Real Hope FA
- Full name: Real Hope Football Academy
- Nickname: Real du Cap
- Founded: 14 March 2014; 11 years ago
- Ground: Parc Saint-Victor
- Capacity: 10,000
- Chairman: Gener Pierre
- Manager: Eyma Jean
- League: Ligue Haïtienne
- 2024: Ligue Haïtienne, Champions
- Website: https://realhopefa.com/
| Away colours |

= Real Hope FA =

Association football club in Haiti

Real Hope Football Academy (French: Académie de football Real Hope) is a professional football club based in Cap-Haïtien, Haiti.

==History==
Real Hope Football Academy was formed by former Vice President from AS Capoise (located in Cap-Haïtien), who decided to create a football club and founded Real Hope Football Academy on 14 May 2014.

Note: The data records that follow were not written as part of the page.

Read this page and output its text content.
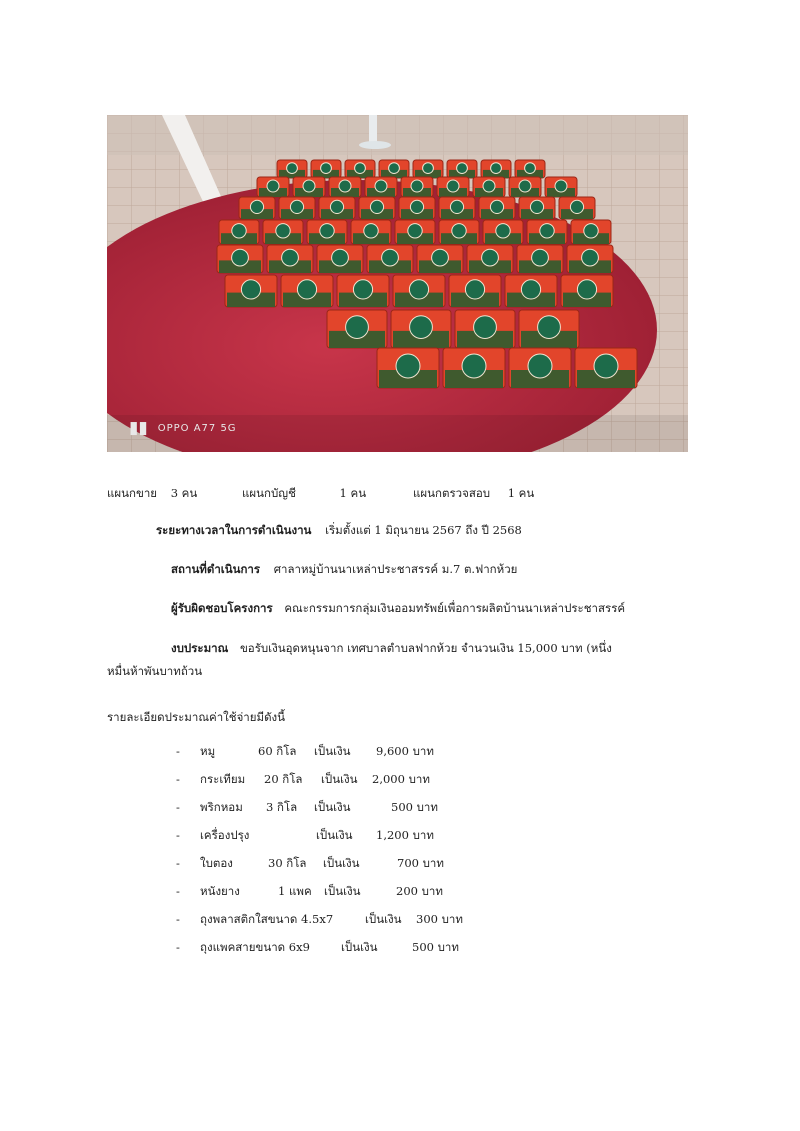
▮▮ OPPO A77 5G
แผนกขาย 3 คน	แผนกบัญชี	1 คน	แผนกตรวจสอบ 1 คน
ระยะทางเวลาในการดำเนินงาน เริ่มตั้งแต่ 1 มิถุนายน 2567 ถึง ปี 2568
สถานที่ดำเนินการ ศาลาหมู่บ้านนาเหล่าประชาสรรค์ ม.7 ต.ฟากห้วย
ผู้รับผิดชอบโครงการ คณะกรรมการกลุ่มเงินออมทรัพย์เพื่อการผลิตบ้านนาเหล่าประชาสรรค์
งบประมาณ ขอรับเงินอุดหนุนจาก เทศบาลตำบลฟากห้วย จำนวนเงิน 15,000 บาท (หนึ่ง
หมื่นห้าพันบาทถ้วน
รายละเอียดประมาณค่าใช้จ่ายมีดังนี้
- หมู	60 กิโล เป็นเงิน 9,600 บาท
- กระเทียม 20 กิโล เป็นเงิน 2,000 บาท
- พริกหอม 3 กิโล เป็นเงิน	500 บาท
- เครื่องปรุง	เป็นเงิน 1,200 บาท
- ใบตอง	30 กิโล เป็นเงิน	700 บาท
- หนังยาง	1 แพค เป็นเงิน	200 บาท
- ถุงพลาสติกใสขนาด 4.5x7	เป็นเงิน 300 บาท
- ถุงแพคสายขนาด 6x9	เป็นเงิน	500 บาท
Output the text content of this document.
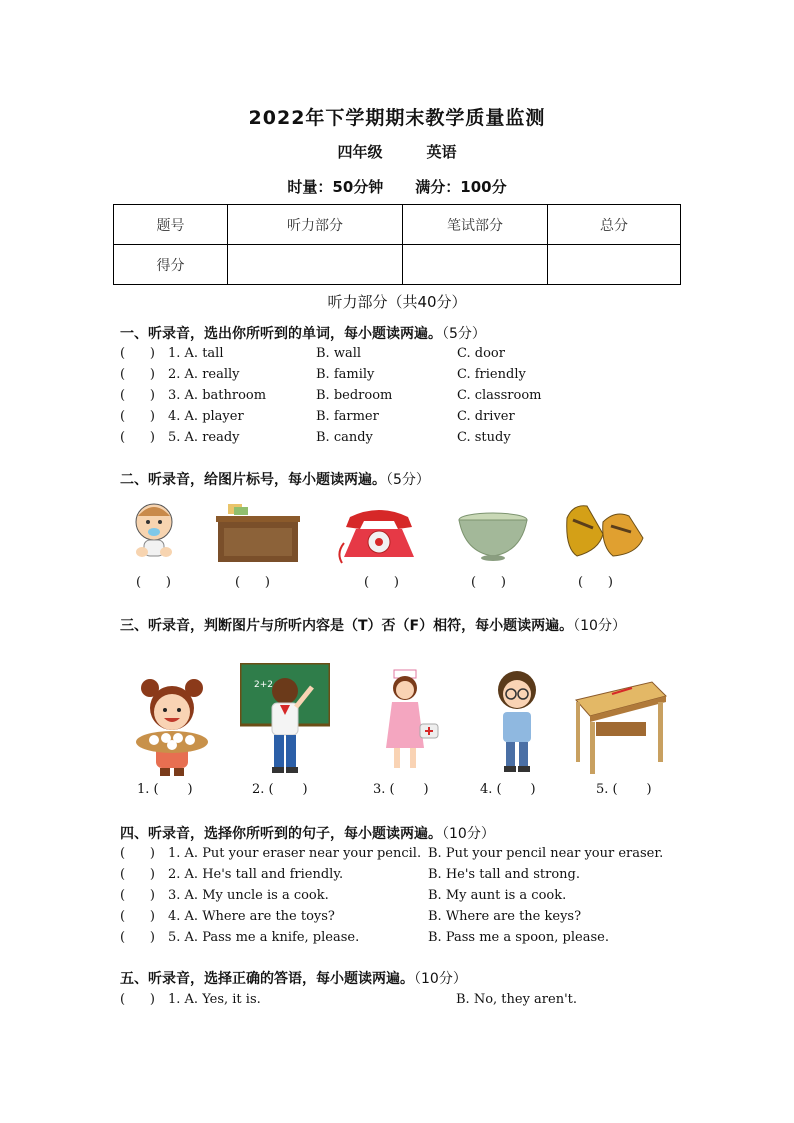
2022年下学期期末教学质量监测
四年级	英语
时量：50分钟 满分：100分
题号	听力部分	笔试部分	总分
得分			
听力部分（共40分）
一、听录音，选出你所听到的单词，每小题读两遍。（5分）
(      ) 1. A. tall	B. wall	C. door
(      ) 2. A. really	B. family	C. friendly
(      ) 3. A. bathroom	B. bedroom	C. classroom
(      ) 4. A. player	B. farmer	C. driver
(      ) 5. A. ready	B. candy	C. study
二、听录音，给图片标号，每小题读两遍。（5分）
(      )	(      )	(      )	(      )	(      )
三、听录音，判断图片与所听内容是（T）否（F）相符，每小题读两遍。（10分）
2+2
1. (       )	2. (       )	3. (       )	4. (       )	5. (       )
四、听录音，选择你所听到的句子，每小题读两遍。（10分）
(      ) 1. A. Put your eraser near your pencil. B. Put your pencil near your eraser.
(      ) 2. A. He's tall and friendly.	B. He's tall and strong.
(      ) 3. A. My uncle is a cook.	B. My aunt is a cook.
(      ) 4. A. Where are the toys?	B. Where are the keys?
(      ) 5. A. Pass me a knife, please.	B. Pass me a spoon, please.
五、听录音，选择正确的答语，每小题读两遍。（10分）
(      ) 1. A. Yes, it is.	B. No, they aren't.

Real started in Division 3 and was quickly promoted to Division 2 the following year in 2015. After being crowned champions of the 2015 season, the club was promoted to the top-tier Division 1, in just its second year of existence. Real Hope FA mostly recently qualified for the 2024 Caribbean Cup, via their winning of Group A of the 2023-24 Ligue Haitienne. Real Hope secured qualification to the 2025 CONCACAF Champions by finishing 3rd in the 2024 Caribbean Cup, where they lost 7-0 on aggregate to Cruz Azul in the Round of 32.